Fertilize your orchid monthly using a balanced fertilizer (like a 20-20-20 blend) for best results. If you notice your plant is not blooming sufficiently, you can increase your feeding cadence to every other week.
Propagating Schomburgkia Orchids
Schomburgkia orchids can propagate in one of two ways, either by seed or division, though division will likely be easier for typical gardeners. To divide your orchids, separate the stems at the beginning of their growing season and replant them in new containers (likewise, the stems can also be mounted on a vertical surface like a slab). Make sure to use sterile tools during this process to avoid infecting the orchids, which can be highly susceptible to infection during propagation.
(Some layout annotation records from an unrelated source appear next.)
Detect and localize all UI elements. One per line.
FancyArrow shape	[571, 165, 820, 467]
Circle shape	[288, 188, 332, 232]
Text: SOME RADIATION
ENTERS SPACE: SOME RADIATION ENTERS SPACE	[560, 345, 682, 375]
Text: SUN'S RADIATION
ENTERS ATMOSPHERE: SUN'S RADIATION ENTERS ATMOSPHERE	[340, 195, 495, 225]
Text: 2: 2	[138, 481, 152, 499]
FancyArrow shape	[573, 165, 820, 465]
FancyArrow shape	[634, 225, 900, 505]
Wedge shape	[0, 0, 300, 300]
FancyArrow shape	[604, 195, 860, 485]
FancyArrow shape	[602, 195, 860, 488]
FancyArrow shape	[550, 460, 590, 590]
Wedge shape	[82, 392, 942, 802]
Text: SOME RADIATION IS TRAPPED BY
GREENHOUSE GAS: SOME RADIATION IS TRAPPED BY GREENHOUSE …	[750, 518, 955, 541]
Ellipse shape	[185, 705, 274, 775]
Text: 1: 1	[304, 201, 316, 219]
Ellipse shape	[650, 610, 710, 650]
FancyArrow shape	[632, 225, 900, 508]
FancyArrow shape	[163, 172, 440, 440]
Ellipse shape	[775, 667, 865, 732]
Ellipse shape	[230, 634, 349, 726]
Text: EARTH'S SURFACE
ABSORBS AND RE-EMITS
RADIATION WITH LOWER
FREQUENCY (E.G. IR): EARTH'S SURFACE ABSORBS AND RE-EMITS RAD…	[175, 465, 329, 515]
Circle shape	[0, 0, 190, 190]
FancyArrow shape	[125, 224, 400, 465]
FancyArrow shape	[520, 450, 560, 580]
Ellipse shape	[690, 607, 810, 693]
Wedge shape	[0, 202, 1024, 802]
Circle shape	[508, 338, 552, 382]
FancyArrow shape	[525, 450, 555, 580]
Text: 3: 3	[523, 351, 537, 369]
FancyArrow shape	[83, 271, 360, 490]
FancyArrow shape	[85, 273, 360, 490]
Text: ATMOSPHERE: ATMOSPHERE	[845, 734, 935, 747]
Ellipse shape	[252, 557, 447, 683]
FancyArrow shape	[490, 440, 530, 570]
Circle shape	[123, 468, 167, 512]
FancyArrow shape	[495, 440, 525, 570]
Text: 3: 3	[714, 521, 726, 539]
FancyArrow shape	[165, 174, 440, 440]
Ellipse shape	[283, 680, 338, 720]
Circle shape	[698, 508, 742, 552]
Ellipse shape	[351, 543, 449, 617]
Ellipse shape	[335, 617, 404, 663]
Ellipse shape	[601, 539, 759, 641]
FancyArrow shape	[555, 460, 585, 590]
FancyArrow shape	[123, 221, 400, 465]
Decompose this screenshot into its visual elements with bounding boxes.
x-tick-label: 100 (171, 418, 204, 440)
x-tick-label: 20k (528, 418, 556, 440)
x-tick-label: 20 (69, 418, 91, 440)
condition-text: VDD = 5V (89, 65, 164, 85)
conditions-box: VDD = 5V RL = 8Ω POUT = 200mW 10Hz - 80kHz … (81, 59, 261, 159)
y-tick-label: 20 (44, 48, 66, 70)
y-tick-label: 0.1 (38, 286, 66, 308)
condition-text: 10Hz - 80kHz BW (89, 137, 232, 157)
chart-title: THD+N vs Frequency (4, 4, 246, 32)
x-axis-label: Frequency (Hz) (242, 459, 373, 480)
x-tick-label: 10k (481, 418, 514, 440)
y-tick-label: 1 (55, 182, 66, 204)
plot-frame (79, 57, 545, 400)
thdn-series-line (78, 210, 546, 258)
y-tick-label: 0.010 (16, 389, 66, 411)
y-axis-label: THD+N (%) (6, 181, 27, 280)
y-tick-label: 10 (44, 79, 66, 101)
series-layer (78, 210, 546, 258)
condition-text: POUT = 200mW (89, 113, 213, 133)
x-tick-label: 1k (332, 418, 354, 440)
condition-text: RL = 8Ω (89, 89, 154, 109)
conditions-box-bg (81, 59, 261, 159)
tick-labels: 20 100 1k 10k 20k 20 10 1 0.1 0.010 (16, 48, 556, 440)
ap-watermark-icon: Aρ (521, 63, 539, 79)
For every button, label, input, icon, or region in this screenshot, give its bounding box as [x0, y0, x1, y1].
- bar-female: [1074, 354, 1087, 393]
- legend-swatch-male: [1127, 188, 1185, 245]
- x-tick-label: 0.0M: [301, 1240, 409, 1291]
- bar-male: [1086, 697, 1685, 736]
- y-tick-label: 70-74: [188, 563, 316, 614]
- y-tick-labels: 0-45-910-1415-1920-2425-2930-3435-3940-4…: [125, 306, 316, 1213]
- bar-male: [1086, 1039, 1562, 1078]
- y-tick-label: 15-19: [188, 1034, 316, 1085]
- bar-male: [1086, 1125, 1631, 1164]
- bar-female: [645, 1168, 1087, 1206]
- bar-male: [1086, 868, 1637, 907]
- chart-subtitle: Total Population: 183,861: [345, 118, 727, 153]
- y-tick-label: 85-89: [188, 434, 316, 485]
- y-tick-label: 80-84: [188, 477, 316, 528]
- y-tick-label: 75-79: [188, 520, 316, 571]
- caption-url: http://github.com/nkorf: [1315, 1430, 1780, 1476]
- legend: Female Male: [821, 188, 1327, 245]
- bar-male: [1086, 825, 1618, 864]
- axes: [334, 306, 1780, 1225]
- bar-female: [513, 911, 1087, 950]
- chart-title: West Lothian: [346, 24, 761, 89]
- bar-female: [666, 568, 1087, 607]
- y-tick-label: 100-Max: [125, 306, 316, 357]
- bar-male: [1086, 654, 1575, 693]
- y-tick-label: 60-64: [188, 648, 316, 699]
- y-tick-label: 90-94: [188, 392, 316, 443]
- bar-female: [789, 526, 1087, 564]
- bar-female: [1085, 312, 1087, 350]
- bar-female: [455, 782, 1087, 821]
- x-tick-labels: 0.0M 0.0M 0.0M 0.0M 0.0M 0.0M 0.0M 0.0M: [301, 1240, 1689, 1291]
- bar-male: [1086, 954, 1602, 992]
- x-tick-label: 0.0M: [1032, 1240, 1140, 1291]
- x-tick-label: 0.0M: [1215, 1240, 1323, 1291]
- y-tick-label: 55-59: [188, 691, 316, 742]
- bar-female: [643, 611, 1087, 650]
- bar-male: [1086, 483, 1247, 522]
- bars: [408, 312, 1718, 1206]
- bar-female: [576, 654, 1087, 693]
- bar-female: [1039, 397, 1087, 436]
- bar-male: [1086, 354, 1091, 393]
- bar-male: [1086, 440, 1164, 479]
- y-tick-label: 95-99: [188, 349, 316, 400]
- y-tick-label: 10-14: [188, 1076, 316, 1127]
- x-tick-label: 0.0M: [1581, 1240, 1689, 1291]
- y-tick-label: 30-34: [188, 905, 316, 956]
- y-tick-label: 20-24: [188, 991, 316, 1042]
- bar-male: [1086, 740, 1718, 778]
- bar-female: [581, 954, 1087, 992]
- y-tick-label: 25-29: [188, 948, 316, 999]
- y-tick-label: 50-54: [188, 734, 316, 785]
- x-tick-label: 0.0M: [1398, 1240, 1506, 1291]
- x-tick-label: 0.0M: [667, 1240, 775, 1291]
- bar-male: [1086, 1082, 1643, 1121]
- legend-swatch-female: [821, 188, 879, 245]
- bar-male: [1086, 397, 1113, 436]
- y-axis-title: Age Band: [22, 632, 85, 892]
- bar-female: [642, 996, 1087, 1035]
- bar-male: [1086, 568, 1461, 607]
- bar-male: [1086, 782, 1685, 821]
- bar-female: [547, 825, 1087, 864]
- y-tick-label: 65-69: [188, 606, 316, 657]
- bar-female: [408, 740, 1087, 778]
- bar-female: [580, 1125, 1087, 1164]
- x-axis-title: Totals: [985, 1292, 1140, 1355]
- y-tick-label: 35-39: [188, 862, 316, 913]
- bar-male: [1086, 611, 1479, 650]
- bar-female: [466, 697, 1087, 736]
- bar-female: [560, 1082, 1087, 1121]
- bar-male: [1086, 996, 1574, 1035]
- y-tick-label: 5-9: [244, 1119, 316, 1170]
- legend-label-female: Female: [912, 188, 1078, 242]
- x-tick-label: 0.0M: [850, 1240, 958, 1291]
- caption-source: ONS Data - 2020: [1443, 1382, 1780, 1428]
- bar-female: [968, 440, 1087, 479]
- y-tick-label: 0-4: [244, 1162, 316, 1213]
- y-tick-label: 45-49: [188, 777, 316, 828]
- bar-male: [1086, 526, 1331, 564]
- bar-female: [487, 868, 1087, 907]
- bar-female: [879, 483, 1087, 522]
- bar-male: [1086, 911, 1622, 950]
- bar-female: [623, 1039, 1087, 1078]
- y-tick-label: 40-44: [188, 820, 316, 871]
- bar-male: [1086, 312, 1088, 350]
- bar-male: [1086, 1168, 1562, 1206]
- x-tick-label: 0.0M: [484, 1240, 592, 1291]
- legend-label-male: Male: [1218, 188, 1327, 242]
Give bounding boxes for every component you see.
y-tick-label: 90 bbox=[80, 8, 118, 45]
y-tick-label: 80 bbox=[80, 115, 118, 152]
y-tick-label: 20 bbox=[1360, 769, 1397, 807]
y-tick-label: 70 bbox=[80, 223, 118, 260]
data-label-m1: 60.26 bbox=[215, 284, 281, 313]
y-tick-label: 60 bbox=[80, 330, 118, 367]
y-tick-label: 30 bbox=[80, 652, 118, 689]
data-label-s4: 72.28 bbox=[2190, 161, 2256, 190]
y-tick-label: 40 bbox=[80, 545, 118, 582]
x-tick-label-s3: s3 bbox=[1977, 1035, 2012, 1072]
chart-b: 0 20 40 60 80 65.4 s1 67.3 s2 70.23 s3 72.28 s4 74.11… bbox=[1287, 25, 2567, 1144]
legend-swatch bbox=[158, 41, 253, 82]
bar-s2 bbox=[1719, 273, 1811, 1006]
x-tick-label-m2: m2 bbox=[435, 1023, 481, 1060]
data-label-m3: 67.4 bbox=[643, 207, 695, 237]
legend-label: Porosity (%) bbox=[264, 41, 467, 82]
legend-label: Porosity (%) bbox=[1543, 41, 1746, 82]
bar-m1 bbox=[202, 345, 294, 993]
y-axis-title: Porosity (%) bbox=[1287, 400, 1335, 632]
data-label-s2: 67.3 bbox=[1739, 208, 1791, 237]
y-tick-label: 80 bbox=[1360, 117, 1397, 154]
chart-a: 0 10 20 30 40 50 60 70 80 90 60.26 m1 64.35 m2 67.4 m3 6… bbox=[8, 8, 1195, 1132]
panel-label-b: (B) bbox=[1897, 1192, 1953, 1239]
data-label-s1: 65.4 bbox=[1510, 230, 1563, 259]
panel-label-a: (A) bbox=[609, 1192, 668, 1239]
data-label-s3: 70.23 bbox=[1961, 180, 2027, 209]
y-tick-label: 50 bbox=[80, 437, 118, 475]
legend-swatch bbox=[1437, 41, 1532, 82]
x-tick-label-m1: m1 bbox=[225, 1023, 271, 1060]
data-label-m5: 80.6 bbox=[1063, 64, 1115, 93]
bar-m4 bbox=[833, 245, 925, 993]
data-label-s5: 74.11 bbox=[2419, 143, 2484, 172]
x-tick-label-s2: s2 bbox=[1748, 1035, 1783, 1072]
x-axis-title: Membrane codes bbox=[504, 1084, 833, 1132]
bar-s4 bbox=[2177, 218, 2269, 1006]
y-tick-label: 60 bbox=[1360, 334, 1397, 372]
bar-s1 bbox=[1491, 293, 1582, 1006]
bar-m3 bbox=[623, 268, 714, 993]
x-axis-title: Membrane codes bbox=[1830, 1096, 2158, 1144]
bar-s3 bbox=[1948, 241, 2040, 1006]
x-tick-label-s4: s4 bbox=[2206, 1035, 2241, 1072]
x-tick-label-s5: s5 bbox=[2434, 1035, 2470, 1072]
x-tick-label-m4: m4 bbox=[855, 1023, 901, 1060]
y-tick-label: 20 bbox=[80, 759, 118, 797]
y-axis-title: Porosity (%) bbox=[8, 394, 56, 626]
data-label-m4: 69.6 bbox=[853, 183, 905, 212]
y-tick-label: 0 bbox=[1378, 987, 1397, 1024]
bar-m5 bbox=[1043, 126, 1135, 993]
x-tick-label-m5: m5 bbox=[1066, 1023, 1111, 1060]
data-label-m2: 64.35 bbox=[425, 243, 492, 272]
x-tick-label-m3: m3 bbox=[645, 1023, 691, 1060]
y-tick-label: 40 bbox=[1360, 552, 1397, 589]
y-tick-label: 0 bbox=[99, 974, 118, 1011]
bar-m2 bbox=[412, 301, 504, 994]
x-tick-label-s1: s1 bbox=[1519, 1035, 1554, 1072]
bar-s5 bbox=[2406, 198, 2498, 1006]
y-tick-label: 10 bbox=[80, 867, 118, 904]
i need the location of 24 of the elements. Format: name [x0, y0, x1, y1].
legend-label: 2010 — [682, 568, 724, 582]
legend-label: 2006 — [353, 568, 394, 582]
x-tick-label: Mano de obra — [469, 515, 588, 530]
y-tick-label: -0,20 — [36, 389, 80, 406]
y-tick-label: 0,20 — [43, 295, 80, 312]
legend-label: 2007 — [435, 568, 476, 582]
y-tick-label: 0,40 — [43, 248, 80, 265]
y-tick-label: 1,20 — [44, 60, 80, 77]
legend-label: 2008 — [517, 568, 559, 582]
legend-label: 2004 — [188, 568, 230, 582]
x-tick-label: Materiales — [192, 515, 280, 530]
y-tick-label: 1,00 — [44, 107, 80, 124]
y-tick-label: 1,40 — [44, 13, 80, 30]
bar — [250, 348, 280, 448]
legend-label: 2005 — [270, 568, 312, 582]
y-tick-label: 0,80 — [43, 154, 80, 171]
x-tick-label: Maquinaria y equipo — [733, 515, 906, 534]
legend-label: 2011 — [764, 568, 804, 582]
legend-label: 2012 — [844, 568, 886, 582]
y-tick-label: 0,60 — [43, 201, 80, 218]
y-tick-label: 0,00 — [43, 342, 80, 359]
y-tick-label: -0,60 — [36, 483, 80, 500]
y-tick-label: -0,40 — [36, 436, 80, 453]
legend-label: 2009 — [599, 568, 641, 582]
Keep in mind, it can take some time for these plants to root after division, so be patient and keep them in moist, warm conditions.
Repotting Schomburgkia Orchids
Schomburgkia orchids can be quite large and will require repotting if they’ve begun to outgrow their pots. Telltale signs that a plant needs repotting include wilting leaves, soil that won’t absorb water, and roots that are being pushed against the container sides (or coming out the bottom). To repot your orchid, lift the plant and root ball as a whole and place it in a larger container, backfilling the pot with fresh medium to encourage good drainage.
Watch out for common orchid pests like mealybugs and scale. These kinds of insects can be wiped away using rubbing alcohol and cloth in small numbers, but if an infestation has become too widespread, a potent eco-friendly pesticide or horticultural oil like neem oil should be applied.